For the last decade, the post-World War II insurgent leaders have been glorified. As part of Ukraine’s thorough decommunization drive, Soviet names have been stripped off streets, often to be replaced with the names of insurgent commanders. Of greater impact to Ukrainians in their teens and 20s, a spate of popular movies glorified the men and women who took up arms against the “Moskal.”

Into this hornet’s nest, Vladimir Putin has just stepped with his imperial boots. His strategy was to “decapitate” Ukraine’s government by killing or kidnapping President Zelensky. Today, the Western media lionizes Mr. Zelensky as “a Churchill in a T-shirt.” But, at least half a dozen politicians of national stature could take his place.

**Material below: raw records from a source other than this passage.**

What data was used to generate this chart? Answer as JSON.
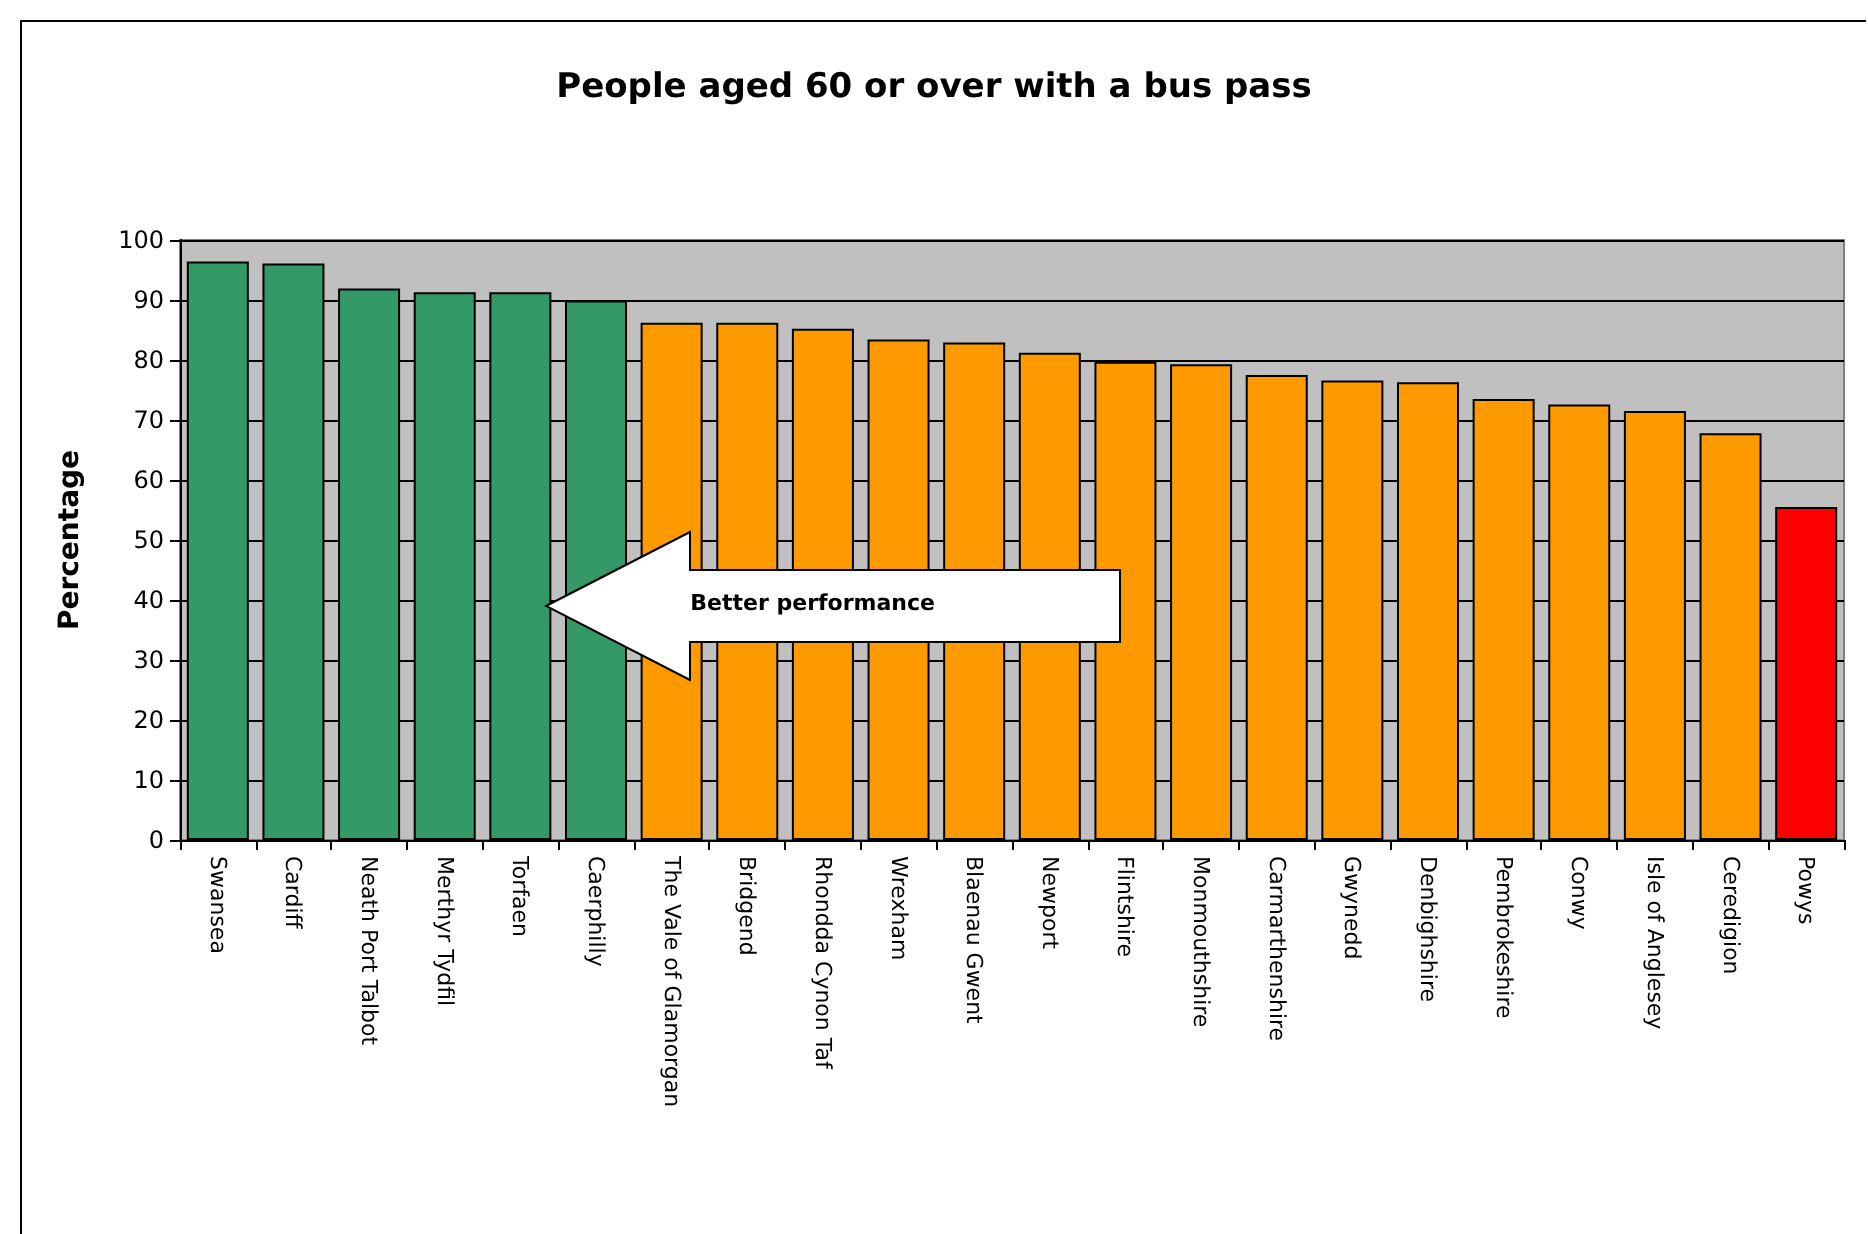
{
  "chart_data": {
    "type": "bar",
    "title": "People aged 60 or over with a bus pass",
    "ylabel": "Percentage",
    "categories": [
      "Swansea",
      "Cardiff",
      "Neath Port Talbot",
      "Merthyr Tydfil",
      "Torfaen",
      "Caerphilly",
      "The Vale of Glamorgan",
      "Bridgend",
      "Rhondda Cynon Taf",
      "Wrexham",
      "Blaenau Gwent",
      "Newport",
      "Flintshire",
      "Monmouthshire",
      "Carmarthenshire",
      "Gwynedd",
      "Denbighshire",
      "Pembrokeshire",
      "Conwy",
      "Isle of Anglesey",
      "Ceredigion",
      "Powys"
    ],
    "values": [
      96.4,
      96.1,
      91.9,
      91.3,
      91.3,
      89.9,
      86.2,
      86.2,
      85.2,
      83.4,
      82.9,
      81.2,
      79.7,
      79.3,
      77.5,
      76.6,
      76.3,
      73.5,
      72.6,
      71.5,
      67.8,
      55.5
    ],
    "colors": [
      "#339966",
      "#339966",
      "#339966",
      "#339966",
      "#339966",
      "#339966",
      "#ff9900",
      "#ff9900",
      "#ff9900",
      "#ff9900",
      "#ff9900",
      "#ff9900",
      "#ff9900",
      "#ff9900",
      "#ff9900",
      "#ff9900",
      "#ff9900",
      "#ff9900",
      "#ff9900",
      "#ff9900",
      "#ff9900",
      "#ff0000"
    ],
    "ylim": [
      0,
      100
    ],
    "yticks": [
      0,
      10,
      20,
      30,
      40,
      50,
      60,
      70,
      80,
      90,
      100
    ],
    "grid": "y",
    "annotations": [
      "Better performance"
    ]
  }
}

In the last three decades, Ukraine has gone through three revolutions. Today, in an echo of Black flag anarchists of one century ago, Ukrainians with military training say they are fully prepared to wage a guerrilla war of leaderless resistance against Moscow.

Mr. Brooke is a visiting fellow at the Foundation for Defense of Democracies with a focus on Ukraine. A lifelong foreign correspondent, he reported for the New York Times for 24 years — from West Africa, Brazil, Canada, Japan, Korea, and Russia. After the Times, he was the Moscow bureau chief for Bloomberg and then the Moscow-based correspondent for Voice of America. Working for six years in Kiev, he founded internet-based newsletters on Ukraine’s business and investment opportunities. Last fall, he moved with his family from Kiev to his native Berkshires, in western Massachusetts. FDD is a Washington, DC-based, nonpartisan research institute focused on national security and foreign policy.